Basic function to execute GEMM. More...

#include <NEGEMM.h>

Collaboration diagram for NEGEMM:

Public Member Functions
	NEGEMM (std::shared_ptr< IMemoryManager > memory_manager=nullptr, IWeightsManager *weights_manager=nullptr)
	Constructor. More...

	NEGEMM (const NEGEMM &)=delete
	Prevent instances of this class from being copied (As this class contains pointers) More...

	NEGEMM (NEGEMM &&)=default
	Default move constructor. More...

NEGEMM &	operator= (const NEGEMM &)=delete
	Prevent instances of this class from being copied (As this class contains pointers) More...

NEGEMM &	operator= (NEGEMM &&)=default
	Default move assignment operator. More...

	~NEGEMM ()
	Default destructor. More...

void	configure (const ITensor a, const ITensor b, const ITensor c, ITensor d, float alpha, float beta, const GEMMInfo &gemm_info=GEMMInfo())
	Initialise the kernel's inputs, output. More...

void	run () override
	Run the kernels contained in the function. More...

void	prepare () override
	Prepare the function for executing. More...

Public Member Functions inherited from IFunction
virtual	~IFunction ()=default
	Destructor. More...

Static Public Member Functions
static Status	validate (const ITensorInfo a, const ITensorInfo b, const ITensorInfo c, const ITensorInfo output, float alpha, float beta, const GEMMInfo &gemm_info=GEMMInfo())
	Static function to check if given info will lead to a valid configuration of NEGEMM. More...

static Status	has_opt_impl (arm_compute::WeightFormat &expected_weight_format, const ITensorInfo a, const ITensorInfo b, const ITensorInfo c, const ITensorInfo output, float alpha, float beta, const GEMMInfo &gemm_info=GEMMInfo())
	Static function that queries whether there exists fixed-format kernel and if it exists it will return in the first argument in what format weights are expected to be reshaped as defined by WeightFormat class.

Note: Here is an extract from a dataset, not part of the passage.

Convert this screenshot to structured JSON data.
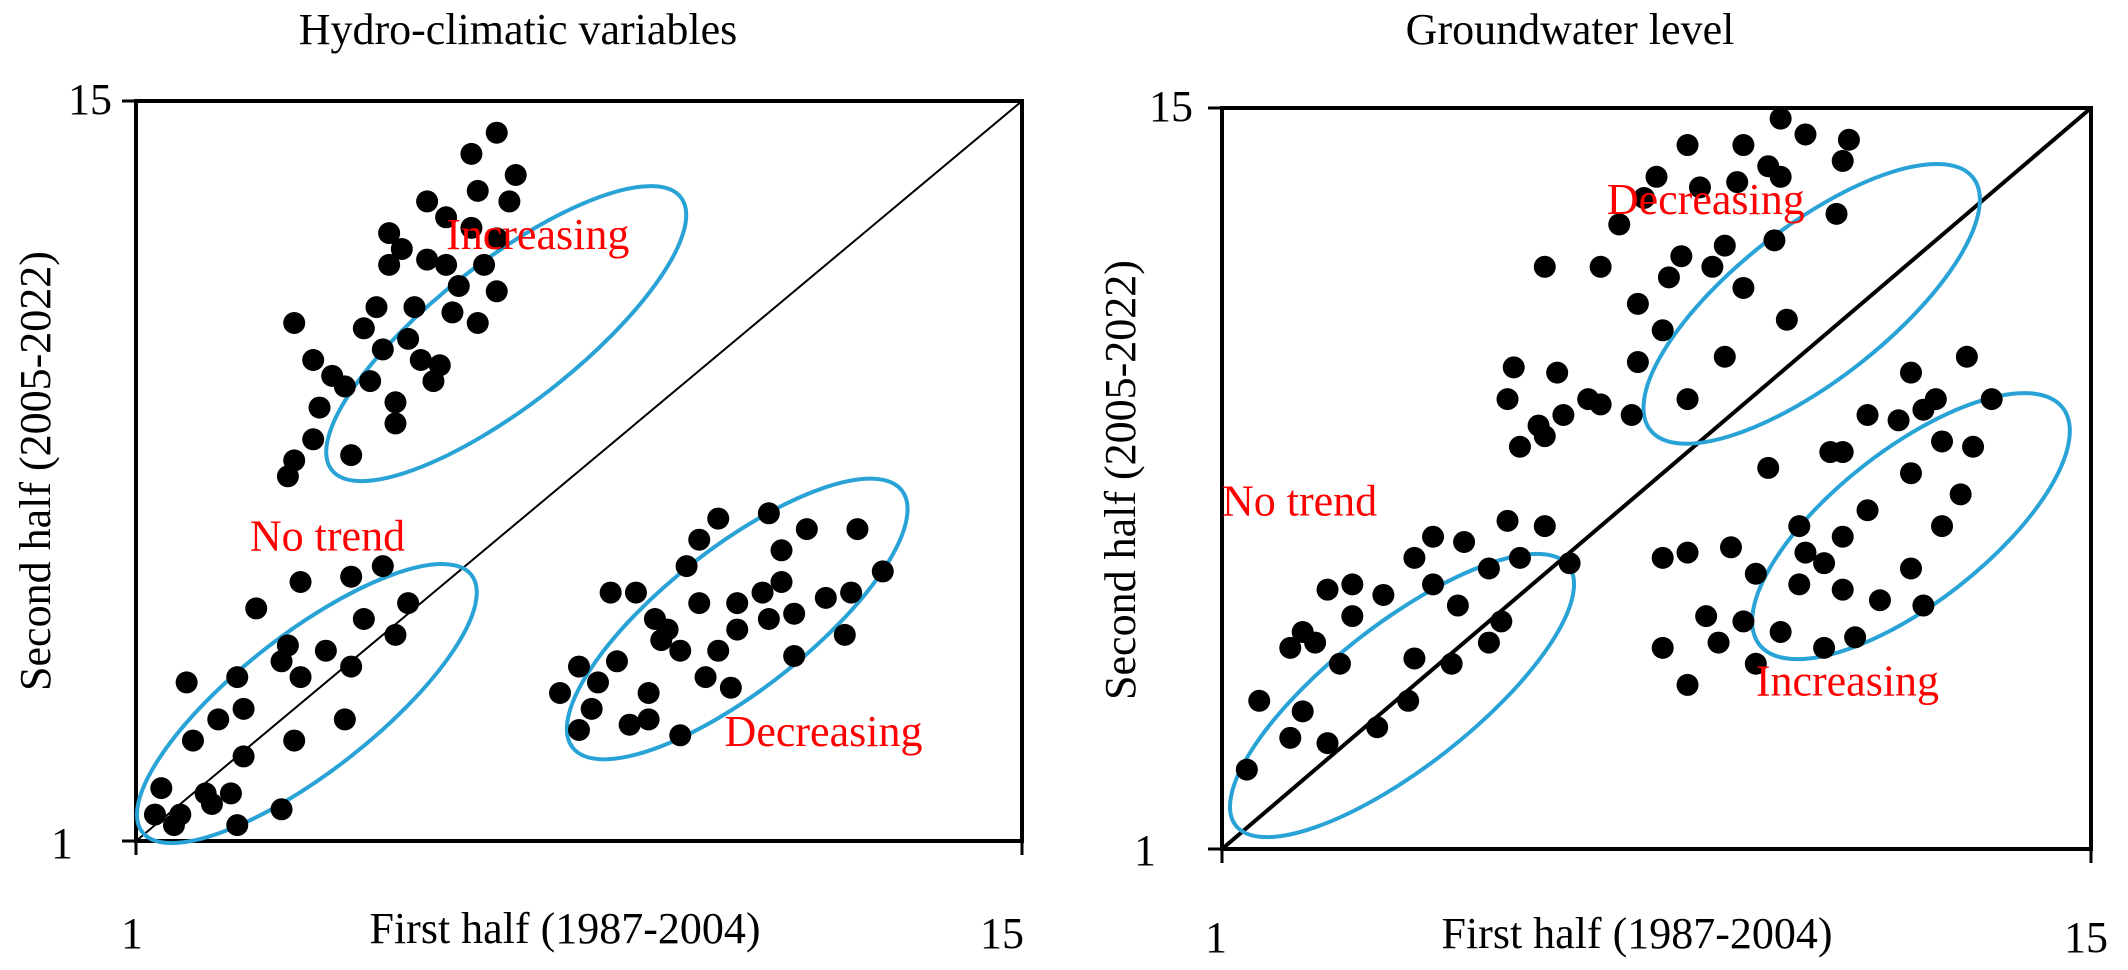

More...

Detailed Description

Basic function to execute GEMM.

This function calls the following kernels:

cpu::CpuGemm

Definition at line 40 of file NEGEMM.h.

Constructor & Destructor Documentation

◆ NEGEMM() [1/3]

NEGEMM	(	std::shared_ptr< IMemoryManager >	memory_manager = `nullptr`,
		IWeightsManager *	weights_manager = `nullptr`
	)

Constructor.

Definition at line 56 of file NEGEMM.cpp.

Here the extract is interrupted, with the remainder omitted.